Receivables Financing Facilities
The Company has two Receivables Financing Facilities with financial institutions that have a combined total borrowing limit of up to $280 million. As collateral, the Company pledges perfected first-priority security interests in its U.S. domestically originated accounts receivable. The Company has accounted for transactions under its Receivables Financing Facilities as secured borrowings. The Company’s first Receivables Financing Facility allows for borrowings of up to $180 million and matures on March 19, 2024. The Company’s second Receivable Financing Facility allows for borrowings of up to $100 million and matures on May 16, 2022.

As of December 31, 2021, the Company’s Consolidated Balance Sheets included $643 million of receivables that were pledged under the two Receivables Financing Facilities. As of December 31, 2021, $108 million had been borrowed, of which $13 million was classified as current. Borrowings under the Receivables Financing Facilities bear interest at a variable rate plus an applicable margin. As of December 31, 2021, the Receivables Financing Facilities had an average interest rate of 0.99%. Interest is paid on these borrowings on a monthly basis.

Revolving Credit Facility
The Company has a Revolving Credit Facility that is available for working capital and other general business purposes, including letters of credit. As of December 31, 2021, the Company had letters of credit totaling $7 million, which reduced funds available for borrowings under the Revolving Credit Facility from $1 billion to $993 million.
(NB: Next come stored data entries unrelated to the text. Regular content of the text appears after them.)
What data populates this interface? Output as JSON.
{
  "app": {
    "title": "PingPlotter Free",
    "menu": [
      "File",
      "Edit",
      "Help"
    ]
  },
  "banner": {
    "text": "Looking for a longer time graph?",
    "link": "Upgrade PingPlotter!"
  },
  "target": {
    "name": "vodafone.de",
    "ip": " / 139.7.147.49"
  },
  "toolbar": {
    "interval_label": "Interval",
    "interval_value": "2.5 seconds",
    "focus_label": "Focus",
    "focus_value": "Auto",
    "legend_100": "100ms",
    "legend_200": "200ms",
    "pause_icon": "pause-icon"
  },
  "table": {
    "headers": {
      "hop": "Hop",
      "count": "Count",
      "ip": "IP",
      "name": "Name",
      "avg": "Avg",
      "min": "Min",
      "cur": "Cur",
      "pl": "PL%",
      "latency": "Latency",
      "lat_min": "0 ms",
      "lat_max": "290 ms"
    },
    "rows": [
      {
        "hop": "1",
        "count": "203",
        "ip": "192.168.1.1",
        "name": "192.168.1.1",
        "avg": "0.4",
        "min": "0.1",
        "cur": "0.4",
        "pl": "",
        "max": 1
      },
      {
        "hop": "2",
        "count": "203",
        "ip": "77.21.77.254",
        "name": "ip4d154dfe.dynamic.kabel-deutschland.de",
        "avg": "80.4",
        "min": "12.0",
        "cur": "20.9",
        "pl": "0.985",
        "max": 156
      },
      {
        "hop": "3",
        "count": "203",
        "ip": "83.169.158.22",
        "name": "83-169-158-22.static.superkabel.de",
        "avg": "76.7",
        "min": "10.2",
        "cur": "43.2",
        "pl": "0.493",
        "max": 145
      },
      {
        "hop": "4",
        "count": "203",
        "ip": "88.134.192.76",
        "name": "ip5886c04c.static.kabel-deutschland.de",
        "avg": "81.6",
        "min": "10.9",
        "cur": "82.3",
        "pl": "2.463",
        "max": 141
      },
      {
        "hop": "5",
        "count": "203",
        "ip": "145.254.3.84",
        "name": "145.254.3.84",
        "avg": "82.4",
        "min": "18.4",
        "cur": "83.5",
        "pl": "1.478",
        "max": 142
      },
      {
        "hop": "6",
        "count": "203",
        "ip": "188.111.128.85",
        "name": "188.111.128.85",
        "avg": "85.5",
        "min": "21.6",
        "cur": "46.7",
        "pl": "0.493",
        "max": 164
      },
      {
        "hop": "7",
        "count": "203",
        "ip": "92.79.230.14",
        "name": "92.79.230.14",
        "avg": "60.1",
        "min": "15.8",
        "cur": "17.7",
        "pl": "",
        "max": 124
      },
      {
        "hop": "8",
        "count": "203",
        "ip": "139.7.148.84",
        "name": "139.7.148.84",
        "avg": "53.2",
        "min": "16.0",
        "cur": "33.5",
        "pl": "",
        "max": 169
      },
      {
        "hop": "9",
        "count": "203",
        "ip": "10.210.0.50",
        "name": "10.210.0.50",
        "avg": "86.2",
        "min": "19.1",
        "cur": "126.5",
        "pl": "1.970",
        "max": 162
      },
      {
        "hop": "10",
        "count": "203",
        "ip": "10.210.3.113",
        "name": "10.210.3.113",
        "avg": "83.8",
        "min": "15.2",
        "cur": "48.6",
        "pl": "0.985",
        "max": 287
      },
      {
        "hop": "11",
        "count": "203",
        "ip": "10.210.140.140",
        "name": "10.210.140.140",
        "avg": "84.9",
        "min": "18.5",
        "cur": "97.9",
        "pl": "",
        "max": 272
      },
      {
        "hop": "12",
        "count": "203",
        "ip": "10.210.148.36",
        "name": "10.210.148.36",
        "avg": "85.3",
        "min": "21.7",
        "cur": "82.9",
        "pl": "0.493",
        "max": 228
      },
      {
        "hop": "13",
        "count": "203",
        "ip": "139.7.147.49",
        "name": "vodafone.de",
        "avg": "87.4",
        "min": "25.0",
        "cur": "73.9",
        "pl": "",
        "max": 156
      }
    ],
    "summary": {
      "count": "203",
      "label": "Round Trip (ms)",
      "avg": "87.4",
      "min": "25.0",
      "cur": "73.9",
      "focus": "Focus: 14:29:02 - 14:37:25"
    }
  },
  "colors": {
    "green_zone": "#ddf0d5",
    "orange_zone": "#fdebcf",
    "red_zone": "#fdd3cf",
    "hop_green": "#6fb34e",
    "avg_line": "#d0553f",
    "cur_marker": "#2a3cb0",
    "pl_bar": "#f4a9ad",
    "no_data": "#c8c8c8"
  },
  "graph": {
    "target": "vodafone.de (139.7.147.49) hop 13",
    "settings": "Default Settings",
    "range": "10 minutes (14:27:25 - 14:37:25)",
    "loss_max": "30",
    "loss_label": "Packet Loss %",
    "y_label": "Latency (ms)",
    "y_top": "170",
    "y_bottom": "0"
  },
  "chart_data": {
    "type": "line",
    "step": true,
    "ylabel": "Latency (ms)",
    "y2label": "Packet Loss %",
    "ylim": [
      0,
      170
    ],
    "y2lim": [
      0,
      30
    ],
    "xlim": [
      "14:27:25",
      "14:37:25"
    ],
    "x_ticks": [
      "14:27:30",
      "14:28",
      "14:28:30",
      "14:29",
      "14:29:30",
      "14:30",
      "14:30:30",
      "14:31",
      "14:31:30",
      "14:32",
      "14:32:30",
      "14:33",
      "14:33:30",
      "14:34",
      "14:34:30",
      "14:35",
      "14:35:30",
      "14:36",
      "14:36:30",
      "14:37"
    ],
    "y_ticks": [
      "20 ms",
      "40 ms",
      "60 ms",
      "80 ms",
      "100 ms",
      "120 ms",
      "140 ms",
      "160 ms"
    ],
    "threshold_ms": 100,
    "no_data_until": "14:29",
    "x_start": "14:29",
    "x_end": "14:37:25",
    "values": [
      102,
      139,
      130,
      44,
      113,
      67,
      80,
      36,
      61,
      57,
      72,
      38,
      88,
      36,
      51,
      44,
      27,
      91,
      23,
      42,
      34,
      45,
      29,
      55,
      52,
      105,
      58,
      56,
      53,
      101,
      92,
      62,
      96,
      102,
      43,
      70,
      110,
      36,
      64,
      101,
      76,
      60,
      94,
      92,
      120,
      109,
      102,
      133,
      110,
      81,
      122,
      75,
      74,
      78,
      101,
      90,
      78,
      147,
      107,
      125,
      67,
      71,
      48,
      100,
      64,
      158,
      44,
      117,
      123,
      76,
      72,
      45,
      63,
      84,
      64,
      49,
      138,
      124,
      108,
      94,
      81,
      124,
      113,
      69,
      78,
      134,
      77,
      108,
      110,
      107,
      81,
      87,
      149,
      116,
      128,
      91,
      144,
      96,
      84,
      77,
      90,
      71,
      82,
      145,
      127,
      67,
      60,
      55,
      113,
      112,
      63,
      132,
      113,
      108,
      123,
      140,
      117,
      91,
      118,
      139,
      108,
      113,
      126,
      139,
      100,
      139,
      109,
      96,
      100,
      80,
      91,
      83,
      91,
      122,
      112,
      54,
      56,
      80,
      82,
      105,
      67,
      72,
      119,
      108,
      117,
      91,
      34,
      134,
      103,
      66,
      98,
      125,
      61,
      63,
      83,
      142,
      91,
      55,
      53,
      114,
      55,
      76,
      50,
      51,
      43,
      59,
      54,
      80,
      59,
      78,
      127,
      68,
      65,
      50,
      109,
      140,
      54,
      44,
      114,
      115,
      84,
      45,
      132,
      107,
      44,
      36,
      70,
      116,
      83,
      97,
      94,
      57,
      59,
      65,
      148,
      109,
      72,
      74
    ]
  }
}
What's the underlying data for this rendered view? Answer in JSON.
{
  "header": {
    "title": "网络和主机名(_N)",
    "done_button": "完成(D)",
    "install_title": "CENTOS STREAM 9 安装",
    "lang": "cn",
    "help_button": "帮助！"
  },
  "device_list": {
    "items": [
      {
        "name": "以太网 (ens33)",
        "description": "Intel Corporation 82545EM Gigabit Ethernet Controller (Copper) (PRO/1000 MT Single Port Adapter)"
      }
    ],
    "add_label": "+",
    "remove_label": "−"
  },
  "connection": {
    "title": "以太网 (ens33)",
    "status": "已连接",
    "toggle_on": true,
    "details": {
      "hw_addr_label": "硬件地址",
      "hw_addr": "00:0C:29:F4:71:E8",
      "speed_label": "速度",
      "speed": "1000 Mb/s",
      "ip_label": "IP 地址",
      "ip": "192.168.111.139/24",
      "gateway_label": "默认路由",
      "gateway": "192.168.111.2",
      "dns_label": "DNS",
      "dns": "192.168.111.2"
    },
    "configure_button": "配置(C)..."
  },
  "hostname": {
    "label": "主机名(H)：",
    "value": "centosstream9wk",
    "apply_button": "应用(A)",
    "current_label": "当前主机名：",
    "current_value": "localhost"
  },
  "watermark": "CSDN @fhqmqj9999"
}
No borrowings were outstanding under the Revolving Credit Facility as of December 31, 2021 or December 31, 2020.  Upon borrowing, interest payments are made monthly and are subject to variable rates plus an applicable margin. The Revolving Credit Facility matures on August 9, 2024.

In 2019, the Company entered into its second amendment to the Amended and Restated Credit Agreement (“Amendment No. 2”), which increased the Company’s borrowing under Term Loan A from $608 million to $1 billion and increased the Company’s borrowing capacity under the Revolving Credit Facility from $800 million to $1 billion. Additionally, a payment of $445 million was made to fully pay off a previously outstanding term loan.

The refinancing of the Company’s long-term credit facilities during 2019 resulted in non-cash accelerated amortization of debt discount and debt issuance costs of $4 million and one-time charges of $3 million, which included certain third party fees and the accelerated amortization of losses on terminated interest rate swaps released from AOCI. These items are included in Interest Expense, net on the Consolidated Statements of Operations. Additionally, issuance costs of $6 million incurred related to this debt refinancing were capitalized and are amortized over the remaining term of Term Loan A and the Revolving Credit Facility.

Each of the Company’s borrowing arrangements described above include terms and conditions that limit the incurrence of additional borrowings and require that certain financial ratios be maintained at designated levels. As of December 31, 2021, the Company was in compliance with all debt covenants.
The Company uses interest rate swaps to manage the interest rate risk associated with its debt. See Note 11, Derivative Instruments for further information.